Разгорелся камин, и я поднял голову, посмотреть, кто это пожаловал среди ночи ко мне в гости. И кого же увидел? Господи, помилуй меня, грешного, молодую девушку, лет так восемнадцати-девятнадцати! С. толстыми, по пояс, золотистыми косами, переброшенными через плечо на грудь, в темном, насквозь промокшем платье, облепившем стройное, гибкое тело так, что можно явственно различить каждый его изгиб.
Я пододвинул поближе к огню скамейку, посадил ее, а сам присел напротив, на тахте.
Скоро от ее платья густо пошел пар.
Сижу, словно окаменев, боюсь пошевельнуться. А она притихла, молчит, смотрит красивыми, затуманенными, медово-карими глазами на огонь и выжимает косы, что змеятся по высокой груди. А время от времени поднимет свои ясные глаза и посмотрит из окутывающего ее облака пара так, что у меня по всему телу мурашки не то что поползут, а забегают наперегонки.
Порой закрадывается ко мне в душу сомнение: не бесовское ли это наваждение?
Ну, думаю, помилуй боже, если дьявольское отродье так прекрасно, пусть весь этот мир станет его покорной вотчиной!
Когда гостья обсохла, я принес воды и дал ей помыть ноги. Ох, отче, пусть меня черти жарят на сковороде да помазывают гусиным пером, обмакнутым в масло, если ты где-нибудь, когда-нибудь видел пару таких красивых ножек.
Когда стало совсем тепло, она подняла голову, улыбнулась мне, и ровные белые зубы ее сверкнули между алых губок. Посмотрел я на нее — и, боже, такой грустный взгляд устремила она мне навстречу, что я весь словно распался на части, как высушенный зноем ком земли после хорошего дождя.
Я догадался, что она голодна.
Выбежал я в огород, нарвал наскоро луку, достал с полки краюху пресного хлеба и разложил все это пред нею на столике, тут же, у огня. А заодно налил ей чашку вина, чтобы она силы набралась…
Бедняжка смотрела на меня такими глазами, что вели она мне броситься в бурную весеннюю Алазани, ей-богу, я потратил бы ровно столько времени, сколько нужно, чтобы добежать от мельницы до речной стремнины.

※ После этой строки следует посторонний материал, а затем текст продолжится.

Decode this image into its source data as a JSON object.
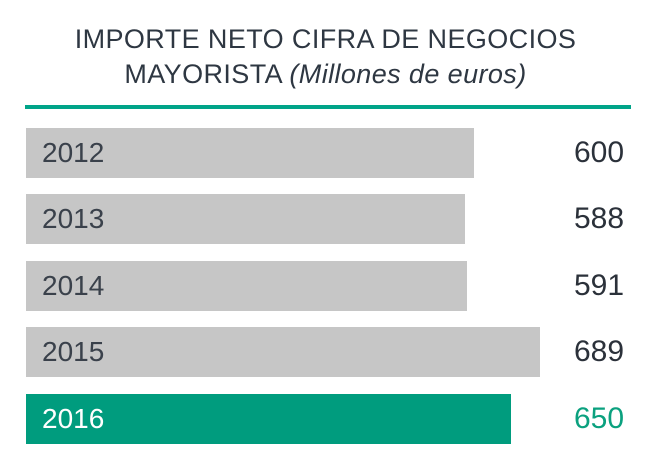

Поели мы, подкрепились. Не сидеть же всю ночь напролет, надо и поспать… А у меня на мельнице только и всего что одна-единственная тахта, больше не на чем прилечь.
Хатилеция украдкой посмотрел на сотрапезников.
У охотника торчало изо рта неразжеванное зеленое перо чеснока, в руке он держал кусочек хлеба, который не успел донести до губ.
Закро молчал, свесив голову на грудь, — видимо, перенесся по дорогам мечты на запущенную мельницу.
Только поп Ванка сидел точно ворон с распластанными крыльями на падали, его широко раскрытые, мутно-водянистые глаза блестели, как ярко начищенные пуговицы на мундире усердного солдата.
Гончар оторвал взгляд от квеври и вздохнул так, словно вывернул наизнанку все свои внутренности.
— О-ох, отче, в ту ночь я был в раю и сидел выше самого бога… Говоришь, в женщине соблазн? Нет, от самого бога идет… Бог ввел меня в грех. Его воля, что не было второй тахты на мельнице…
Долгополый вырвал со злостью пустую чашу у гончара из рук.
— Эй, негодный старый хрыч! До сих пор ты стоял на краю адской бездны, а теперь, вижу, кинулся в нее очертя голову.
Хатилеция ухмыльнулся, вздернув реденькие брови, и спросил как бы вскользь:
— А что, отче, если бы встретилась мне в адской бездне крепенькая ядреная бабенка, из рабынь Алавердского храма, не вывела бы она меня невредимым на другой берег?
Охотник поперхнулся от смеха и долго хрипел и откашливался, пытаясь вытолкнуть из горла застрявшую крошку. Потом запил ее чашей вина и вытер заскорузлым большим пальцем слезящиеся глаза.
Священник наполнил чашу, отвел взгляд от дюймового шрама, что лиловел чуть пониже виска охотника, — говорили, что шрам этот от женской руки, — и повернулся к борцу:
— А ты что скажешь, Закро, сынок? Притих, точно невинный ангел, — только что без крыльев! Что, не успел еще нагрешить, не в чем исповедоваться?